Wir haben es ja mit netten Leuten zu tun, aber die Sache ist sehr anstrengend. Die ­Zuständigkeit ist lang nicht geklärt worden. Wir erhalten Briefe mit wechselnden Inhalten. Es gibt keine zuverlässigen Aussagen, keinen verantwortlichen Partner, keine Transparenz und keine Planungssicherheit für uns. Angesichts der notwendigen Vorläufe brauchen wir aber Planungssicherheit – sonst haben wir nachher Busse geordert, aber wir streiten immer noch um die Linie.
Wenn Sie den Prozess um den Vaihinger Busbahnhof­ verlieren sollten, werden Sie vielleicht demütiger.
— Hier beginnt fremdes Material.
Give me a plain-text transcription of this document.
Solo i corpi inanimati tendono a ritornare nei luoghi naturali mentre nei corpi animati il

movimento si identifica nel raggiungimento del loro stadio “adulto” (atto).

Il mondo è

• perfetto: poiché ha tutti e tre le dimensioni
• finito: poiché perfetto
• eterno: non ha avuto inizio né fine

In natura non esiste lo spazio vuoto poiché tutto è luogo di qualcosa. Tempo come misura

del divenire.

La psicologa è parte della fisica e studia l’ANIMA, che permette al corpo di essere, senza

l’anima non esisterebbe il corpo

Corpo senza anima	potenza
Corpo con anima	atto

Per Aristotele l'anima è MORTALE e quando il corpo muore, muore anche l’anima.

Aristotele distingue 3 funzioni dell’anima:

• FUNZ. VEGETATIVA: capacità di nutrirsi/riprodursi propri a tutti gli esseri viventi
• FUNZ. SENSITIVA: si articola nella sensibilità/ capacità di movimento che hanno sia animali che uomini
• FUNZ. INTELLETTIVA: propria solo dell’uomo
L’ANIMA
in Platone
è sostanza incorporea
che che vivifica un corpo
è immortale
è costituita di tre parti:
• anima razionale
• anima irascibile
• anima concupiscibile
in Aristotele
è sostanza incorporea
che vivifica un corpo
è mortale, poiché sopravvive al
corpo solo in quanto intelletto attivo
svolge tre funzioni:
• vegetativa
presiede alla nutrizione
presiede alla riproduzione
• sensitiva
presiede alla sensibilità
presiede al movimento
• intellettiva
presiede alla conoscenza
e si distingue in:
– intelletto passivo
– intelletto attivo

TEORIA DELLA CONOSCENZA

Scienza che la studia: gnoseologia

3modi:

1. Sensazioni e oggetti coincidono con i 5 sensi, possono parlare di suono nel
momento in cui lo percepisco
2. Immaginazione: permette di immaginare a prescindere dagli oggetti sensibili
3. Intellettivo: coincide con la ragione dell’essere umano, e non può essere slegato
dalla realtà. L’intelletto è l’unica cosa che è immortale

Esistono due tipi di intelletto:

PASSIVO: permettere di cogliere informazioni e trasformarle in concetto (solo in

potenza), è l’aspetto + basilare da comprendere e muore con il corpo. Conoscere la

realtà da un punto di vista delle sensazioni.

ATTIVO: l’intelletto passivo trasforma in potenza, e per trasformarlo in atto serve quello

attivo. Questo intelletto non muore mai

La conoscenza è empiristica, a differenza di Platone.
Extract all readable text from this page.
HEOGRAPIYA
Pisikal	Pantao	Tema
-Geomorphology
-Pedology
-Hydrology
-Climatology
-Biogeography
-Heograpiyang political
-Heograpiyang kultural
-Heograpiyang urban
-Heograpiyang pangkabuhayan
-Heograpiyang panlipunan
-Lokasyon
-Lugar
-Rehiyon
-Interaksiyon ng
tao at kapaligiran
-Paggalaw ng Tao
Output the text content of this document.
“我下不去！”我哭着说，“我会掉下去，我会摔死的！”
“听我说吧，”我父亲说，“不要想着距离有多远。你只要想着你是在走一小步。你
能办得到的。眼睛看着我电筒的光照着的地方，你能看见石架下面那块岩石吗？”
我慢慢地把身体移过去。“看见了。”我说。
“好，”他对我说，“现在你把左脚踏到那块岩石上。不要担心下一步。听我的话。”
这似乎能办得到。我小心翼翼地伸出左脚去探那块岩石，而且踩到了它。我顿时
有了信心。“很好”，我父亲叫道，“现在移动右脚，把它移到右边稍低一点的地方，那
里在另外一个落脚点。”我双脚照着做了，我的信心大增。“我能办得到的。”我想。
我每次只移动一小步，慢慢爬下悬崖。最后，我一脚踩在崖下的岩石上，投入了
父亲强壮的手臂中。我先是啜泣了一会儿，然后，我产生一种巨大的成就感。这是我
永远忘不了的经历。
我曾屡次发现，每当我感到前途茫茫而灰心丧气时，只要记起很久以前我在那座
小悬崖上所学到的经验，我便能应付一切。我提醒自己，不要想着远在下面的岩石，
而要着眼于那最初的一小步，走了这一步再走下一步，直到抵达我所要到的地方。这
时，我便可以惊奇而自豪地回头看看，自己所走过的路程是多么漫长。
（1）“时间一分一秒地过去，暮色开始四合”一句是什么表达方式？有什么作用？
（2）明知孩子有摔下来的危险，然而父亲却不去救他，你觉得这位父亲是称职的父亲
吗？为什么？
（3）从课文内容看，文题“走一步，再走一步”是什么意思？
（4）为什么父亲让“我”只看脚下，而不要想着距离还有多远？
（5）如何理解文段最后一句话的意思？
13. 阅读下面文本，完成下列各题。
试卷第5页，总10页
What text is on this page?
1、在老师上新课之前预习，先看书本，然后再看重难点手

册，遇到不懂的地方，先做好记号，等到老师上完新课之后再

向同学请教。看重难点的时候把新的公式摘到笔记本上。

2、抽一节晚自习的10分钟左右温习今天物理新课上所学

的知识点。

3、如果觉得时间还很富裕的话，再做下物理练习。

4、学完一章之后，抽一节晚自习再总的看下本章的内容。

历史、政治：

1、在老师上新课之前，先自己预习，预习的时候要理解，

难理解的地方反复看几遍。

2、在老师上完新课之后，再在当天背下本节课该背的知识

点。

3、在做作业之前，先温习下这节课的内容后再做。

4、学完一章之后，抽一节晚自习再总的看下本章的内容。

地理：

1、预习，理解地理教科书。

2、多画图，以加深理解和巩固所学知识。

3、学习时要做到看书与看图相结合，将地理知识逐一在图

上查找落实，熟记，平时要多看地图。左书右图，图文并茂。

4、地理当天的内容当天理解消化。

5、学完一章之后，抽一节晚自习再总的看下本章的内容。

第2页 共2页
Wir werden diesen Prozess nicht verlieren. Die Richter werden erkennen, dass die für die Genehmigung zuständigen Behörden in Karlsruhe einfach die falsche Argumentation der Stadt Stuttgart übernommen ­haben. Unser Erfolg vor Gericht wird in ganz Deutschland klarmachen, dass man den Fernbusverkehr nicht einfach aus politischen Gründen ausbremsen kann.
Vielleicht erledigt sich die Sache anders. Die ersten Fernbusunternehmen sind schon im Insolvenzverfahren angekommen. Vielleicht streichen auch Sie bald die Segel?
Dass einzelne Anbieter den Betrieb einstellen, war abzusehen. Aber der Fernbusmarkt wird nicht verschwinden. Wir sind zurzeit der Marktführer und werden in diesem Jahr voraussichtlich einen kleinen Überschuss erwirtschaften. Wir wollen die Nummer eins in der Branche bleiben und auch künftig weitere große und kleine Städte in unser ­Liniennetz einbinden und unsere Fahrpläne noch weiter verdichten.